THE MATHEMATICAL MODELING OF TIME-DEPENDENT PHOTOCONDUCTIVE PHENOMENA IN SEMICONDUCTORS.

Abstract

This dissertation presents results pertaining to the mathematical modeling of semiconductor photoconductors and includes the formulation, analysis, and solution of photoconductive device model equations. The fundamental semiconductor device equations of continuity and transport are derived for the case of a material which contains a large density of deep-level impurities. Electron and hole trapping on deep-level impurities is accounted for by trapping-kinetics rate equations. The coupling between carrier drift and the electric field is completed through Poisson's equation. Simple, nonlinear model equations are presented for bulk-material response based on the dynamics of electron and hole trapping and recombination on deep-level impurities. The characteristics of the solution to these model equations are observed to depend strongly on the excitation intensity. These model equations qualitatively reproduce observed experimental behavior of an iron-doped indium phosphide photoconductor. A theory of the effect of deep-level centers on the generation-recombination noise and responsivity of an intrinsic photoconductor is presented.
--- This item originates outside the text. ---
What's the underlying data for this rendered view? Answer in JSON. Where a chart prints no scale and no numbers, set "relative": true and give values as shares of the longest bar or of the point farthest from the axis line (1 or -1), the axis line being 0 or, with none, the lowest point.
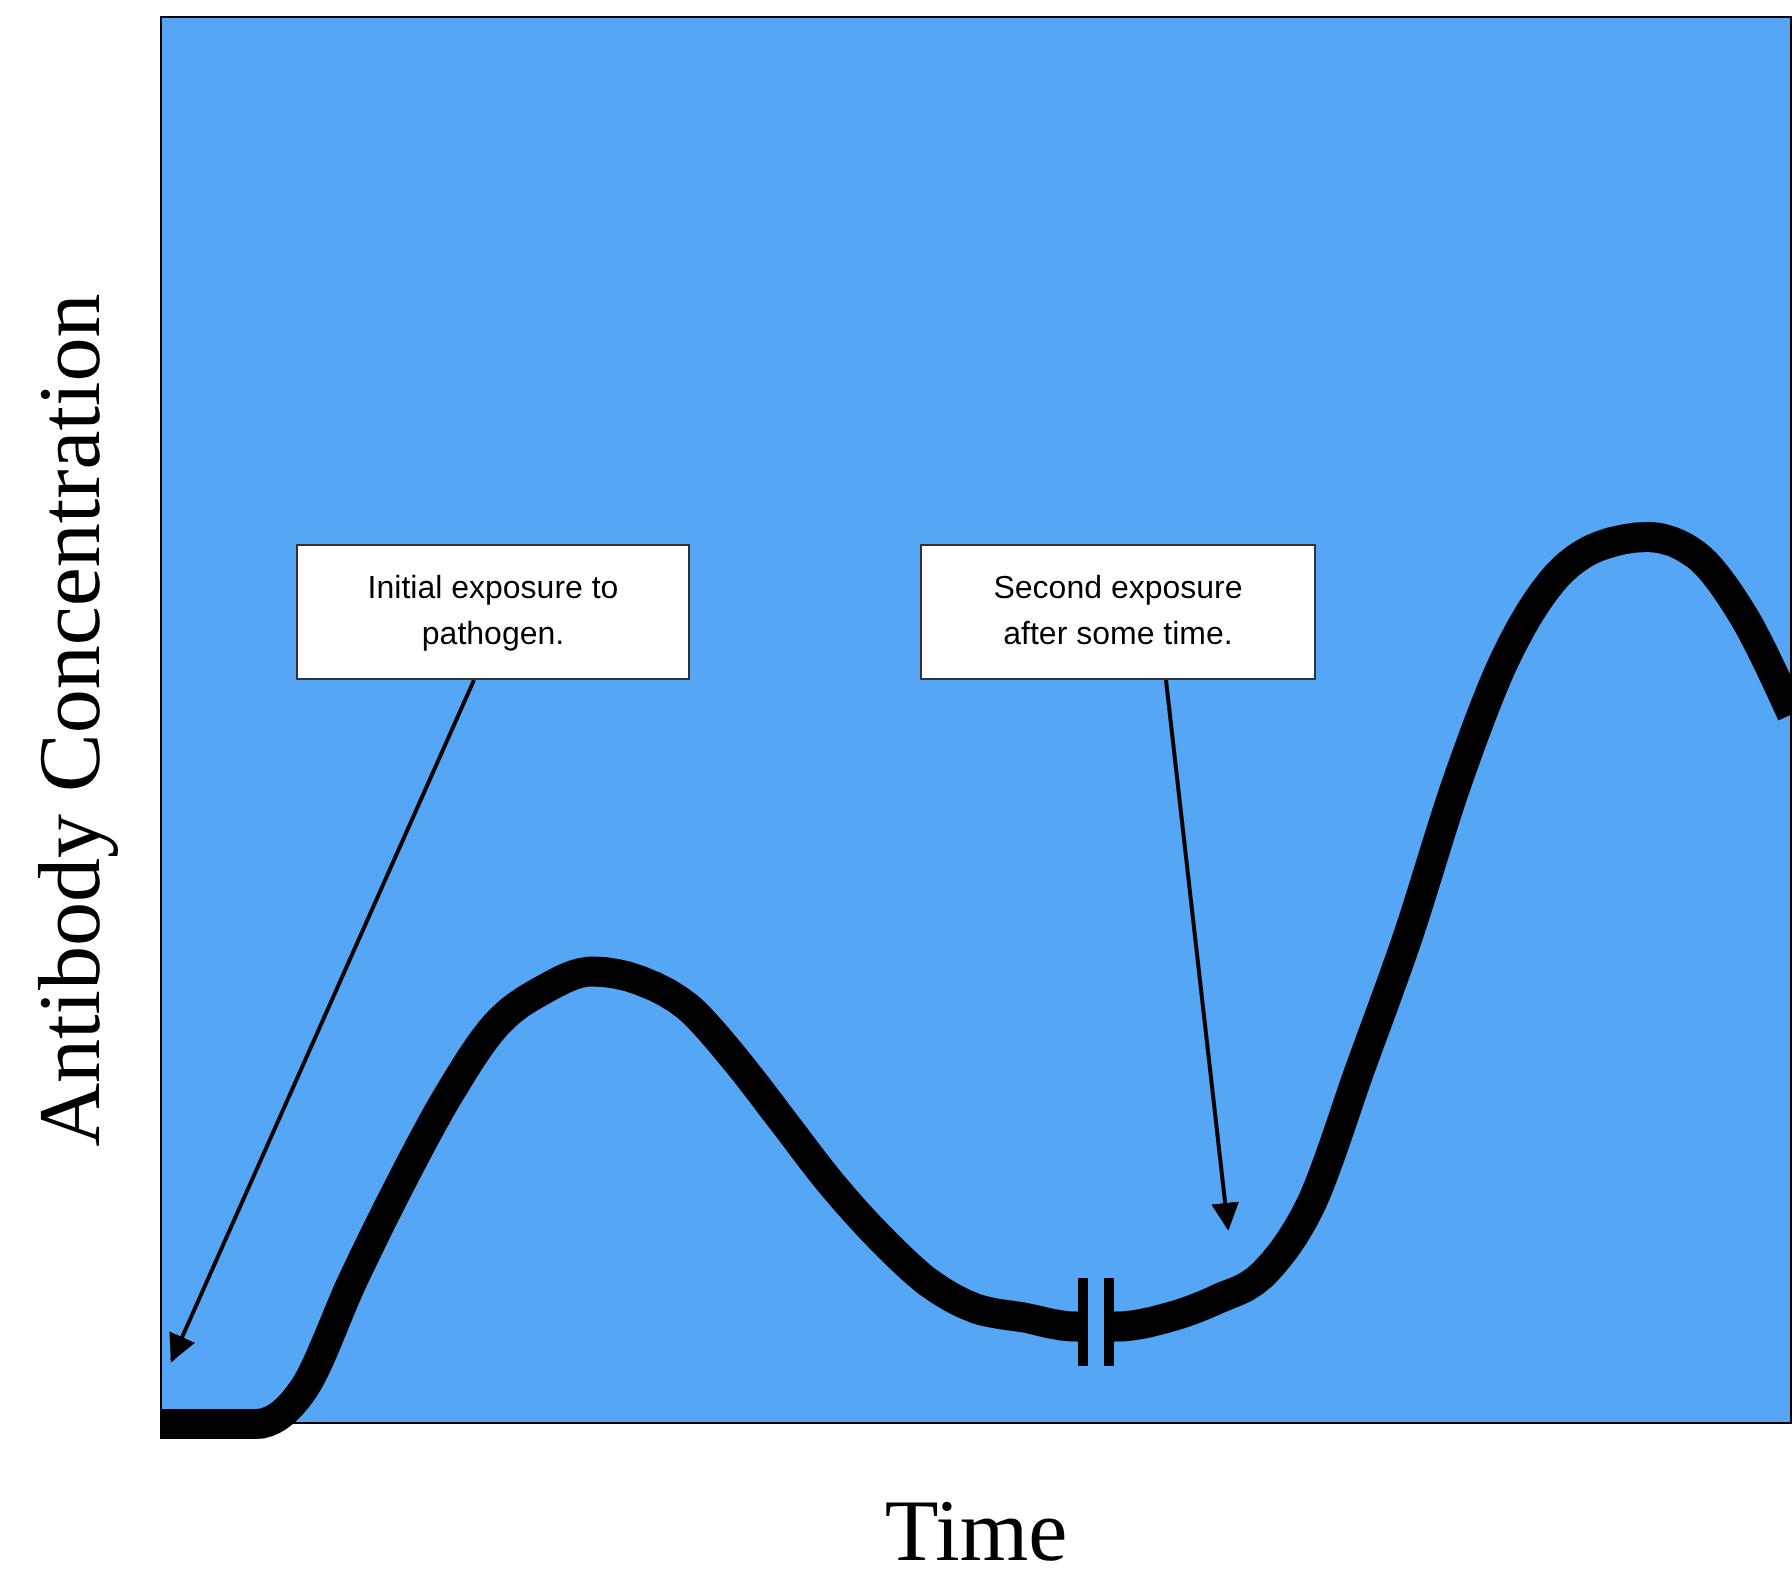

It is shown that the deep-level centers can influence the generation-recombination noise and responsivity in three main ways: (i) they can shorten the bulk carrier lifetime by Schockley-Read-Hall recombination; (ii) for some values of the capture cross sections, deep-level densities, and temperature, the deep-level centers can trap a significant fraction of the photogenerated minority carriers. This trapping reduces the effective minority carrier mobility and diffusivity and thus reduces the effect of carrier sweep out on both generation noise and responsivity; (iii) the deep-level centers add a new thermal noise source, which results from fluctuations between bound and free carriers. The strength of this new noise source decreases with decreasing temperature at a slower rate than band-to-band thermal generation-recombination noise. Photoconductive device model equations based on time-dependent, convective/diffusive transport equations are presented. The system of model equations is solved numerically with boundary conditions that represent ideal ohmic contacts. Computed results are presented for different photoconductor lengths and bias voltages with spatially uniform, rectangular light-pulse illumination.